Monday, November 11, 2013

Thinkin' about

For a Monday -- a Monday where I felt like I was the only person who had to work -- the day went by quickly. Blissfully quickly.

I suppose it was because I had a lot to think about.

I've had more than a few things on my mind.


Headaches: I've been feeling a lot better except on bloody Sundays which should be the best day and instead have been hampered by headaches. When did I last not have a Sunday headache? September?

Brazil: I could not be more on the fence about this summer's trip to Brazil to see World Cup soccer. Last Monday, I was ready to pull the plug on the trip. This morning, I got up at 5:45 am and bought more game tickets and updated our travel blog. 

The Coach: I understand him better than I used to understand him which makes me understand him even less.

The Coach's Job: It's going well and I am happy for him. I am also selfish and scared that his job is going too well and that he will never want to leave. Or well but not quite well enough so that he won't feel like he's accomplished enough and won't want to leave. Mostly I am scared that this job isn't as temporary as it felt even four months ago.  

The Coach's Holiday Plans: Aren't the same luxuriously lengthy visit home as they have been in the past and I am resigned to this fact. (I've known for over a year that this would be the case but it still sucks.) Thanksgiving is a possibility but not a strong possibility. 

The Coach Sucks At Planning: This is nothing new. 

The Coach's Job Is His Life: This is also nothing new. 

Ashley: My disappearing friend Ashley has been on my mind a lot lately.
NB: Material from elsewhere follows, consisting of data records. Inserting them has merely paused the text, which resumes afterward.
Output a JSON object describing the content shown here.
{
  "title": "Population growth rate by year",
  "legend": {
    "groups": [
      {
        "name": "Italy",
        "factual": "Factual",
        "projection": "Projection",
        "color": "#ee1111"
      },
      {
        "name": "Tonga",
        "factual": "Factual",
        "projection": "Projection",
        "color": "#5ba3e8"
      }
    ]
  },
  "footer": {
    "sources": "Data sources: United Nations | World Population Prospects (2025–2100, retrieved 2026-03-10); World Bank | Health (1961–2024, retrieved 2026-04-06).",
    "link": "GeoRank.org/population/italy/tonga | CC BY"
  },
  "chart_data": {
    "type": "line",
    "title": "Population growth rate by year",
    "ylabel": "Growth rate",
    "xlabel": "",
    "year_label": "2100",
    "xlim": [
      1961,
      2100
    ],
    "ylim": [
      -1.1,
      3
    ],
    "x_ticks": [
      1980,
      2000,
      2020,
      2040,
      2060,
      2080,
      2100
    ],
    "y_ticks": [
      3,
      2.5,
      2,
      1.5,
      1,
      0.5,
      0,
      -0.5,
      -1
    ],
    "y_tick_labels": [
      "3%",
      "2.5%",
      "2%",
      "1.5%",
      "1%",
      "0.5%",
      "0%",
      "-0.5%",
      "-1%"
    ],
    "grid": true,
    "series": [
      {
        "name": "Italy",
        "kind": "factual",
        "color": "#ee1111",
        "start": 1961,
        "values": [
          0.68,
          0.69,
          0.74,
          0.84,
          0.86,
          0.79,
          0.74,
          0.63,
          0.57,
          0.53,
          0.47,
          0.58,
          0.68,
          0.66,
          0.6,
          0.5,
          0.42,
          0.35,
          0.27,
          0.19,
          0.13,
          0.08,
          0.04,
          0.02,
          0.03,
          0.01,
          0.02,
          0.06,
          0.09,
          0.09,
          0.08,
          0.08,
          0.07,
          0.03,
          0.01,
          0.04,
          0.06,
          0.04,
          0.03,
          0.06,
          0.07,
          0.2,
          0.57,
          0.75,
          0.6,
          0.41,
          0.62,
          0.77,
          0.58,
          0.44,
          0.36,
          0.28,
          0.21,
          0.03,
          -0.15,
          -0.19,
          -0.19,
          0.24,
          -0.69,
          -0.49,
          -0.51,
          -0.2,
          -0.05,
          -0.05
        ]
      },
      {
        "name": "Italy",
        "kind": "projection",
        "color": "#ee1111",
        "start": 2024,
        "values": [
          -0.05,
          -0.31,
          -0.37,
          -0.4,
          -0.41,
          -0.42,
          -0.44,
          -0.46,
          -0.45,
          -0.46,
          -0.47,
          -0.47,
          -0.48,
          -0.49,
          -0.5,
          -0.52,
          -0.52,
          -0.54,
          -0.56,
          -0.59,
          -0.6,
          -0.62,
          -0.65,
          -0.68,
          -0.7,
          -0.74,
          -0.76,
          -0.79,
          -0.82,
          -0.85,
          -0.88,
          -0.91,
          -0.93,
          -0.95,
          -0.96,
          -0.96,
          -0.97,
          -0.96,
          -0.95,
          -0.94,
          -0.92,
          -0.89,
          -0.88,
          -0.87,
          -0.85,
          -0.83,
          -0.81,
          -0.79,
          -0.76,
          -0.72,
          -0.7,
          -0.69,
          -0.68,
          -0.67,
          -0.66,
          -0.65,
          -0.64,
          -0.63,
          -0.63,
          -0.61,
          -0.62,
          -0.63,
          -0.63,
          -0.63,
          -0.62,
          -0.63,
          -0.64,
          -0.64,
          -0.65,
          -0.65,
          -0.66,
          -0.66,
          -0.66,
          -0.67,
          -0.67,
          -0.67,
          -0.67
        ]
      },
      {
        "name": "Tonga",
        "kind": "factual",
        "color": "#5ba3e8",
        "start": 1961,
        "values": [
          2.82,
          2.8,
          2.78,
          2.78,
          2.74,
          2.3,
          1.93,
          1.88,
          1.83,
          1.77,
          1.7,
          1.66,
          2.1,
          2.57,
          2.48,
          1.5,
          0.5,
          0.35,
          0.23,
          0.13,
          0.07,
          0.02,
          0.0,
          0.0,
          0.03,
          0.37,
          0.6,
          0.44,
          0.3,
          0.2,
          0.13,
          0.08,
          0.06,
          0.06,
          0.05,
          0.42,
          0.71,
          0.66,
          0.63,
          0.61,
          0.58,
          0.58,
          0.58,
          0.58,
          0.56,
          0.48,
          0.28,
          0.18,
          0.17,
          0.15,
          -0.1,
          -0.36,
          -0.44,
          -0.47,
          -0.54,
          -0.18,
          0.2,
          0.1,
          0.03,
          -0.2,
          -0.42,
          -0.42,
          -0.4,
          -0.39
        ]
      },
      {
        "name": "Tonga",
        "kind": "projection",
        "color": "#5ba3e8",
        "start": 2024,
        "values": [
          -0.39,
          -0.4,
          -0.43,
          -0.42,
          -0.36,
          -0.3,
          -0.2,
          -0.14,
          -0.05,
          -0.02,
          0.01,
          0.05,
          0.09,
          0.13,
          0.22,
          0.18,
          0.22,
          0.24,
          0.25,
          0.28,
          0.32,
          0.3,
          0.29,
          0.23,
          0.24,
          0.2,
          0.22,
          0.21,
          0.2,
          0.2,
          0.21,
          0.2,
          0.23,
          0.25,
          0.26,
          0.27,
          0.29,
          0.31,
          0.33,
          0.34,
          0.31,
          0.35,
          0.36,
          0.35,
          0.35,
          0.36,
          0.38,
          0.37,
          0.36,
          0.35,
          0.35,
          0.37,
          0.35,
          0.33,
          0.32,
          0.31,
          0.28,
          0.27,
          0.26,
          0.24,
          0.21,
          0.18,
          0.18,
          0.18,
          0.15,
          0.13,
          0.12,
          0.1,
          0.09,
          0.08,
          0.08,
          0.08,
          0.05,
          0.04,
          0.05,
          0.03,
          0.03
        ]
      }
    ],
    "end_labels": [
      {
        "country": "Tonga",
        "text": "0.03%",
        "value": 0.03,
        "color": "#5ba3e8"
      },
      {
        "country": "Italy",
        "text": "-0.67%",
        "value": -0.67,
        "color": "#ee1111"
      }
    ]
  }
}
I guess I just miss her. We had so much fun when we worked for the same company and our lives were so similar. And then she left her job and moved to North Carolina and we kept in touch. But then she got the boyfriend and the boyfriend moved in with her and now we're Facebook friends. I know that this is what happens with friendships -- they aren't all for life (especially, it seems, ones that start at work) -- but I had always thought that ours had more to it.

Aunt Marie: Or, rather, Aunt Marie's ashes (to me, it doesn't feel like her ashes are truly representative of her) are back at her house. My uncle picked her up yesterday.

My grandma called my mother last week and said "so, I hear Marie is visiting."

Laughing at the absurdity of this situation is permitted and encouraged.

Running: 22 days ago I ran 13.1 miles. Today I ran 3 and that was plenty.

Control: Turns out that my job more than fills my control quota. I used to like doing everything for everyone. I told myself that I was being generous but I was being controlling. If you do it all, you do it all exactly how you want to do it.

Not so much anymore. When I am away from work, I am done. Done. I don't want to make dinner reservations. I don't want to coordinate the family Christmas gift exchange. And I sure as hell don't want to run my soccer team. (Although I am.) I will show up when you tell me to show up, but I would really like you to tell me when to show up. I'm getting my fill of being the boss, thankyouverymuch.

Blogging: I've been better, haven't I? Nothing is turning out quite how I want it. I am glad that I am still writing but I am not enamored with what I am writing. My stories feel forced. My thoughts are scattered. I have been a better blogger. But blogging, for me, is very cyclical. It will get easier. And way less bad.  

2 comments:

Kari said...

Have you tried going to yoga on Sunday? I think Sunday headaches might be related to work on Monday?
At least you/your family aren't taking Aunt Marie on outings..or moving her so she can "see" the TV (yes someone I know does this....the urn is often at the dinner table in that house...)
Now that you have committed yourself to going to Brazil -- time to start figuring out how to make it a truly fun vacation for you (ie making sure you do what you want to do, not just what the others want to do).

A said...

I haven't gone to yoga on Sunday and it's a brilliant idea! Thank you! I have the time on Sundays now (no more Sunday soccer until the springtime) and I need to get back into taking yoga more regularly. You are such a smartie.

We're very rude and did not invite Aunt Marie to dinner or take her shopping during her vacation to my mom's house. (I don't think I even touched the urn, to be honest.)